The Role of Women in Modern Conflicts by Avani Kabra (A’23)

by tuftsigl
Aug 06

This summer, I have had the pleasure of working with four other Tufts’ students on a project called A Woman’s War with Elizabeth (Biz) Herman, an IGL alumna and a PhD candidate at the University of California Berkeley.

This project documents the varied experiences of women in modern wars, focusing on women in Vietnam, Bosnia, Bangladesh, Egypt, Northern Ireland, and the United States. I was initially drawn to this project for its emphasis on understanding war through a gendered lens. History is often demarcated based on conflicts that have led to the rise and decline of different empires and civilizations. The narratives of these conflicts have historically excluded the direct voices of women, while giving them a one-dimensional archetype as a ‘victim’ of war. I am so excited to contribute to a project that provides this necessary account of the various roles, contributions, and experiences that women have during war.

For me, the most interesting part of working on this project has been the diverse set of skills and experiences I have gained. Each week, the six of us meet to discuss updates and receive training in all aspects of the research project, including movie editing and interviewing. Through this process, I have been able to research countries, such as Egypt and Northern Ireland, to understand how women have contributed to conflicts and what histories are missing. I have transcribed interviews from Bangladeshi women about their experiences in the 1971 Liberation War. I have edited raw footage of Egyptian women speaking directly about their experiences during the 2011 Egyptian Revolution. I love that I am constantly learning, and, consequently, I am always challenging my assumptions on what I thought I knew.

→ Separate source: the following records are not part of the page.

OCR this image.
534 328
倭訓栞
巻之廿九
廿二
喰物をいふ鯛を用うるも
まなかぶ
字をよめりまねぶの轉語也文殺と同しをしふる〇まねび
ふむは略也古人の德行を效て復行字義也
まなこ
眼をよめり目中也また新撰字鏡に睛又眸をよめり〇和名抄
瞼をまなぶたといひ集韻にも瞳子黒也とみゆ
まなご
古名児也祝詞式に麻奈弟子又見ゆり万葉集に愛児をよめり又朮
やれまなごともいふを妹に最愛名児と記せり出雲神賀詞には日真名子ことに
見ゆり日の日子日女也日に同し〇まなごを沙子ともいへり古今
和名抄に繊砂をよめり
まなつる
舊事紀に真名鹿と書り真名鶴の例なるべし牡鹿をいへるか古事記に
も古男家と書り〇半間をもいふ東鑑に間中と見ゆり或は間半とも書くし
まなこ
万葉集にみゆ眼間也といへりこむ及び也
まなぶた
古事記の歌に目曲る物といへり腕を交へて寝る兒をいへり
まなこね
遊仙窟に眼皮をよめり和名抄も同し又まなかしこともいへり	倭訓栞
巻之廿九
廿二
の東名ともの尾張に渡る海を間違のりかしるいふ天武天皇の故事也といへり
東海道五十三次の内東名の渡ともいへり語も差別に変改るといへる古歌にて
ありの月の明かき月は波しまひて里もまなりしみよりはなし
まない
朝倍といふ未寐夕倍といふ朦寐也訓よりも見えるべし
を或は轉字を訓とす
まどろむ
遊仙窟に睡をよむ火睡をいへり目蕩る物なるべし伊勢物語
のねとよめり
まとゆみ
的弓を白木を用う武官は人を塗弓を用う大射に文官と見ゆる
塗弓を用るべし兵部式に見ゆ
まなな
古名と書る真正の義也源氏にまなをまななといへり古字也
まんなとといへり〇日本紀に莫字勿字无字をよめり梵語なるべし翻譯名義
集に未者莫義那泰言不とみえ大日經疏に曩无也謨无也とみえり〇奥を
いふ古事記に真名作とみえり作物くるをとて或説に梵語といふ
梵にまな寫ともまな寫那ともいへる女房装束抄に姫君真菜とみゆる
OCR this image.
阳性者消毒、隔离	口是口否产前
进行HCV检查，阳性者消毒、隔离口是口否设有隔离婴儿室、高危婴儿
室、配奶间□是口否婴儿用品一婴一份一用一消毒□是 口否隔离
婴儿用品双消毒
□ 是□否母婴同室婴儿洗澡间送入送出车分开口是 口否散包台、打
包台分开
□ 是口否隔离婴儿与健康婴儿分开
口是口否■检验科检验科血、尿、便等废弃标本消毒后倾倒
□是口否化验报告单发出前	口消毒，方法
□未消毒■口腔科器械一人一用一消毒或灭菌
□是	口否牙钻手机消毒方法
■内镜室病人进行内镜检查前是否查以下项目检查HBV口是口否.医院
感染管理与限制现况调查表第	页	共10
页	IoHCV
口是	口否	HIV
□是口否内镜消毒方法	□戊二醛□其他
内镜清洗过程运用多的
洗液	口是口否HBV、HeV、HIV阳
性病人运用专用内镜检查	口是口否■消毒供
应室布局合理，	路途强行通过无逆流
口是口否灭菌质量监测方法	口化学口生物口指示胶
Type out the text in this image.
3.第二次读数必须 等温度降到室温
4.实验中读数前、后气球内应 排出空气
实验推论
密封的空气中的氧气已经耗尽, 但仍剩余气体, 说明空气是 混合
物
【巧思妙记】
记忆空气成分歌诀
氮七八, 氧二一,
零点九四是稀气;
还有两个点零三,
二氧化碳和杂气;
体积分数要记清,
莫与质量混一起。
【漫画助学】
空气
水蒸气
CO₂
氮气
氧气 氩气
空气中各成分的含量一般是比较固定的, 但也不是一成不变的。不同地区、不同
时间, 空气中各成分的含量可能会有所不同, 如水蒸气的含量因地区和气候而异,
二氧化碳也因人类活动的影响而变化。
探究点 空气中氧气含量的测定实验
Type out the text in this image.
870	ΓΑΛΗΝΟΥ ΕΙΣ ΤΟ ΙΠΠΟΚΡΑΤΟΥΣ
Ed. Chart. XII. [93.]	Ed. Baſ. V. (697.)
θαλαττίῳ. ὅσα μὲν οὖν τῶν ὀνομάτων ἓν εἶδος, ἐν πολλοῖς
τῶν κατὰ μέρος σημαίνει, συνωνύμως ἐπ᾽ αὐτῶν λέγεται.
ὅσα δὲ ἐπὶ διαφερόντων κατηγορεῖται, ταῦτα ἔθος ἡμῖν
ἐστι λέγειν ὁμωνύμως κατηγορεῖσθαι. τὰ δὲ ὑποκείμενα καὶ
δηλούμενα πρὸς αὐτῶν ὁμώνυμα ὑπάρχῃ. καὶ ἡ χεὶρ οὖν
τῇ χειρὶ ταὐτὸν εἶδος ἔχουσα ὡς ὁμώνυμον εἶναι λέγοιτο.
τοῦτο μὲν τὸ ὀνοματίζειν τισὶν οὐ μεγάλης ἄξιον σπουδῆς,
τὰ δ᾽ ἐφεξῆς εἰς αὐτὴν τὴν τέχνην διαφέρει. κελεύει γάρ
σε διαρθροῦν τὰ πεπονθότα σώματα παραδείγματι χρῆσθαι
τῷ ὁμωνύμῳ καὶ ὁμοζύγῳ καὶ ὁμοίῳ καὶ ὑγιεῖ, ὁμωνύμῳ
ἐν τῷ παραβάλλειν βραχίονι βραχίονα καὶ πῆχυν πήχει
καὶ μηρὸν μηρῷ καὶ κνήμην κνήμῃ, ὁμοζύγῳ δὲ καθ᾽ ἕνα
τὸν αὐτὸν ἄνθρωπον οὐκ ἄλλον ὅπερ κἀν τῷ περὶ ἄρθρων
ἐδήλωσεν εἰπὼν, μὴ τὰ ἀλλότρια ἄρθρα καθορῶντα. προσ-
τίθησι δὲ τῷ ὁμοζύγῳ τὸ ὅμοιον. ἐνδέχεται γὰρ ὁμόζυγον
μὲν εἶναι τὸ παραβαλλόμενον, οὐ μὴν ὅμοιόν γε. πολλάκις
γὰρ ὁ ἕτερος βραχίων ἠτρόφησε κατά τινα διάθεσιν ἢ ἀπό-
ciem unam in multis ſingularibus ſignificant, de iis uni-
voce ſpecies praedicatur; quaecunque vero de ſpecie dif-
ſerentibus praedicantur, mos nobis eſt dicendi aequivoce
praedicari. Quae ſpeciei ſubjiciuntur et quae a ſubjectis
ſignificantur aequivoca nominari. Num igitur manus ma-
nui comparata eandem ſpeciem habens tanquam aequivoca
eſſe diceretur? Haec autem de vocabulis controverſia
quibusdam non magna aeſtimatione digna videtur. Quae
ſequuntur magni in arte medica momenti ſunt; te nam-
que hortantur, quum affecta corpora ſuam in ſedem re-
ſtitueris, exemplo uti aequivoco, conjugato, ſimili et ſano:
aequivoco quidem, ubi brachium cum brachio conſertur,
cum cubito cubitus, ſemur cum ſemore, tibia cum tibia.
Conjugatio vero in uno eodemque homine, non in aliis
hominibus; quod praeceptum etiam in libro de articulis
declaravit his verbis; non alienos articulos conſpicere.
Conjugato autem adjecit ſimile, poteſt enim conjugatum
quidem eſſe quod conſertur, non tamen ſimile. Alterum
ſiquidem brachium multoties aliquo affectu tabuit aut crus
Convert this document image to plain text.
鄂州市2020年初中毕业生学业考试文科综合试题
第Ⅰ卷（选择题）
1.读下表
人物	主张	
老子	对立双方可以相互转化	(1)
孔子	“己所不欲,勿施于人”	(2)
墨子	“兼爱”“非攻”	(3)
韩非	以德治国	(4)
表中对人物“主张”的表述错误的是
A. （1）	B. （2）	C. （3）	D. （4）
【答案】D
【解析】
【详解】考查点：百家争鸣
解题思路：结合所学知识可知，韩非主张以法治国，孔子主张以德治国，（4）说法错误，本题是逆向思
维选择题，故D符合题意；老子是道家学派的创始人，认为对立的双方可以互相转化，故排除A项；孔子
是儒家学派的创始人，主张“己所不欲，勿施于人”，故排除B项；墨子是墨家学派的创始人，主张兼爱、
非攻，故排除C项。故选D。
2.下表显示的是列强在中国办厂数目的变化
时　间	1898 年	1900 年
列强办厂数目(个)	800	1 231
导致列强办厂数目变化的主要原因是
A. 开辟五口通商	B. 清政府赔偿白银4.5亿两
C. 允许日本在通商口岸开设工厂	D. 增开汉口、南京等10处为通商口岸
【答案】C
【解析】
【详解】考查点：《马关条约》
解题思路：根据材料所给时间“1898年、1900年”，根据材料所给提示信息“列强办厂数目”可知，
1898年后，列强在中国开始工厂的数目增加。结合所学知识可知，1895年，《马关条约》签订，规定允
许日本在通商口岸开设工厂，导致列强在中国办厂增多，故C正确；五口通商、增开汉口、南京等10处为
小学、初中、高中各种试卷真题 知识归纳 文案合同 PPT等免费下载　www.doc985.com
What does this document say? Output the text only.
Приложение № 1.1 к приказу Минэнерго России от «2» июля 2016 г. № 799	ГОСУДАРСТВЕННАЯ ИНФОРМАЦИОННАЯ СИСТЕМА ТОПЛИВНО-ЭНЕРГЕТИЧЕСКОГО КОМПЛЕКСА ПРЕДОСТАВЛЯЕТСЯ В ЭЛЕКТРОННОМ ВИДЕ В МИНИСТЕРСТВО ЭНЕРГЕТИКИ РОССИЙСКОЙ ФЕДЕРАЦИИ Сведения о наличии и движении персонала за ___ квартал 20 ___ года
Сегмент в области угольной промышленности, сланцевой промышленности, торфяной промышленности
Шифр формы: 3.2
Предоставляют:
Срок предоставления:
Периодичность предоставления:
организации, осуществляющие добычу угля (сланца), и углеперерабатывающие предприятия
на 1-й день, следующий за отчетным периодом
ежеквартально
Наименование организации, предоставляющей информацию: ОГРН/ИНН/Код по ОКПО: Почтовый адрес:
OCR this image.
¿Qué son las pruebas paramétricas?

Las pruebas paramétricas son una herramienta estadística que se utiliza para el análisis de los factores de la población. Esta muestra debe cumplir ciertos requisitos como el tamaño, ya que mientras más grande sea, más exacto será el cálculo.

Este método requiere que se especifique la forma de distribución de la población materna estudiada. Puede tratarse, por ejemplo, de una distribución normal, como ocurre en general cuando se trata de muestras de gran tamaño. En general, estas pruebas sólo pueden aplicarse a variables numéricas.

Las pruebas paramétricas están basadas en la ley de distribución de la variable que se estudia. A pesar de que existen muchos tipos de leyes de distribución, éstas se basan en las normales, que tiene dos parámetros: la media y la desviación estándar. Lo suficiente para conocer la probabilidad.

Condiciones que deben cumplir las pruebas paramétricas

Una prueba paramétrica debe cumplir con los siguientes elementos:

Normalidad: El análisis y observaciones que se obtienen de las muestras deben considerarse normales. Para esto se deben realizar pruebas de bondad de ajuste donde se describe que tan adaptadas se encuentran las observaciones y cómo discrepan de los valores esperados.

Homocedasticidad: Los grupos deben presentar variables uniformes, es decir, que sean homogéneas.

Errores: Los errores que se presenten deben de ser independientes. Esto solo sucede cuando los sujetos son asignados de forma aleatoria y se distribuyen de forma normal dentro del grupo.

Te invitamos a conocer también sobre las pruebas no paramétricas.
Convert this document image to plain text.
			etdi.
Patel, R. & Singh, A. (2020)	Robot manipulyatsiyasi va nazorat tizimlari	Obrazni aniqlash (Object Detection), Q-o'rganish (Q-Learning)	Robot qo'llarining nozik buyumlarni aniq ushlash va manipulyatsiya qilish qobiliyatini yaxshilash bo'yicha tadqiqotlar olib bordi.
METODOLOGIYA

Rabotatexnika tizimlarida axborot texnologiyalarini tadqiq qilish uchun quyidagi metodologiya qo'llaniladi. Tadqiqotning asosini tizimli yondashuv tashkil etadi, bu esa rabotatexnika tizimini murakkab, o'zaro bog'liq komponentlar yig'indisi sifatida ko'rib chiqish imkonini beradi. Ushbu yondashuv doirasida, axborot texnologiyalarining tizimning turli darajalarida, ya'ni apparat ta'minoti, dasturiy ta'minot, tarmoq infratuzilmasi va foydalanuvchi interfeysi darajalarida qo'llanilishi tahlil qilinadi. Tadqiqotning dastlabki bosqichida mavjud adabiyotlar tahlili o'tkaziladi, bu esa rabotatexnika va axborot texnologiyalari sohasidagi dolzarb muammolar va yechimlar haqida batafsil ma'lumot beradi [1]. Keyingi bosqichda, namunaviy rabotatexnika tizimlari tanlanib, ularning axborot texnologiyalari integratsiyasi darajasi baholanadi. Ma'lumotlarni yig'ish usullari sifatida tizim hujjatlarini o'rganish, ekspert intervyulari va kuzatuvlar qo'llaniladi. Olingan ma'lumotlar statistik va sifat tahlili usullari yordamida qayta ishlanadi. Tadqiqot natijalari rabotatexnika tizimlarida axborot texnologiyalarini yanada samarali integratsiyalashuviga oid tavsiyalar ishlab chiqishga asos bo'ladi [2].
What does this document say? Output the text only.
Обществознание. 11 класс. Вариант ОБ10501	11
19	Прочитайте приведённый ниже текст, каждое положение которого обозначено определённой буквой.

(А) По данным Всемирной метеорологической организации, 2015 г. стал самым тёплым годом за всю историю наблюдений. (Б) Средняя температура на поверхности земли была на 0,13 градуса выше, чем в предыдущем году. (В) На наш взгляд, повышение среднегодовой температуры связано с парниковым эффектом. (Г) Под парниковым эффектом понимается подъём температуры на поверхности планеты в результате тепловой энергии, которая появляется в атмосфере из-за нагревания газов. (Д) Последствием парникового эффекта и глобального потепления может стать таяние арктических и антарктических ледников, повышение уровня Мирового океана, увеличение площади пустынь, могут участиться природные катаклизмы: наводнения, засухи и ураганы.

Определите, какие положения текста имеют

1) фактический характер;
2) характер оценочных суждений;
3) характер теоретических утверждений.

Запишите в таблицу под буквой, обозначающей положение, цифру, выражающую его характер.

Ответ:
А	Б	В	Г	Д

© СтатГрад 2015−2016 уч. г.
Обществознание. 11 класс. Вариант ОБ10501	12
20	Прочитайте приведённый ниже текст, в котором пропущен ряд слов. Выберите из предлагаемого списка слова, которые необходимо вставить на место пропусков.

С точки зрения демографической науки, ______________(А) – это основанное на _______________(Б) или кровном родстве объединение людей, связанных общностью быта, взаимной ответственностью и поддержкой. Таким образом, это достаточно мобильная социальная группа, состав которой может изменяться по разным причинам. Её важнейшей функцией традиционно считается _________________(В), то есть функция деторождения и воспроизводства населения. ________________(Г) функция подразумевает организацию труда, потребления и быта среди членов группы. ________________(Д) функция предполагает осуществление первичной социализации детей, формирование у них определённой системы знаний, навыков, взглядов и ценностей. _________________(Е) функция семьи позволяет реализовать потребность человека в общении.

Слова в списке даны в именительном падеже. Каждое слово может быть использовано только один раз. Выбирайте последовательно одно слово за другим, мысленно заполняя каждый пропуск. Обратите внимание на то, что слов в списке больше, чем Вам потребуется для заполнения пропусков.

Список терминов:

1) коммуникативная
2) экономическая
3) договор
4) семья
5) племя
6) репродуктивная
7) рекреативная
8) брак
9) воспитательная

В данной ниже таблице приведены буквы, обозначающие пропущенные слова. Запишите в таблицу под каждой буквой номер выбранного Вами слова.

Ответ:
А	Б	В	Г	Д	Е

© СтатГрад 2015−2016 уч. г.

Through researching, transcribing, and editing, I have gained an insight into the many ways women have been fighters, survivors, and most importantly, leaders, of revolutions and wars. While historical narratives have often led us to believe that women are simply ‘victims’ of wars, women are actually strong, multi-facilitated, and intelligent fighters, who have been the backbone of many victories without the praise or appreciation they deserve. This project recognizes and highlights the diverse ways women have advanced their nationalist agendas while also fighting for their own rights.

I am so grateful to Biz for providing the opportunity to work on this project and to the other interns- Carlos, Riya, Mahika, and Maddie- who are all so talented and hardworking. I look forward to continuing this work throughout the summer, and I cannot wait until the final project is ready!